Saya tidak tahu, kenapa ada orang yang takut kepada polisi dan tidak takut kepada Sang
Pencipta bumi dan langit? Kemudian lihatlah dari sisi lain, tidakkah kamu melihat bahwa
rambu jalan bila memancarkan cahaya berwarna merah,maka ia akan menghentikan puluhan
bahkan ratusan mobil di tempatnya. Tidak ada yang dapat melewatinya sekalipun di tengah
para sopir itu ada orang yang paling tinggi kedudukannya. Kenapa manusia tidak berani
melanggar rambu merah tetapi berani melanggar perintah-perintah Allah Subhaanahu
Wata'ala, menantang-Nya dengan melakukan perbuatan-perbuatan maksiat dan mungkar
serta melanggar batasan-batasan yang telah Dia gariskan untuk mereka? Apakah ini sebagai
bukti kesempurnaan akal mereka atau kekurangannya? Coba putuskan sendiri jika kamu
memang termasuk orang-orang yang objektif.

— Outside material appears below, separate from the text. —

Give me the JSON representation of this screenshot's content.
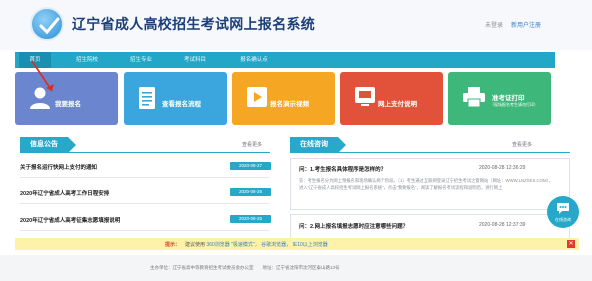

JAWABAN PERTANYAAN KEEMPAT
“Apakah shalat itu mengekang kebebasan mutlak seseorang
dan melarang mereka menjalankan kebebasannya?”
Jawaban Keempat, Shalat juga bukan pengekang kebebasan pribadi dan bukan pula
penghalang seseorang menjalankan kebebasannya.
Sesungguhnya orang-orang yang hidup di tengah komunitas manusia secara keseluruhan
sepakat bahwa mereka bukanlah binatang yang hidup di muka bumi, layaknya kehidupan
para binatang di hutan-hutan. Tetapi mereka memiliki kebebasan dan kebebasan itu bersifat
mutlak dalam hal keyakinan, ucapan maupun perbuatan, namun terikat oleh peraturan umum
dan undang-undang yang berlaku. Andaikata bukan karena ikatan ini, tentu umat manusia
tidak akan teratur dan tidak akan lahir sebuah bangsa, serta sudah barang tentu pula, urusanurusan tidak akan berjalan lancar dalam proses saling bertukar manfaat di antara sesama
individu, bahkan sudah tentu pula tidak akan berlangsung ras manusia.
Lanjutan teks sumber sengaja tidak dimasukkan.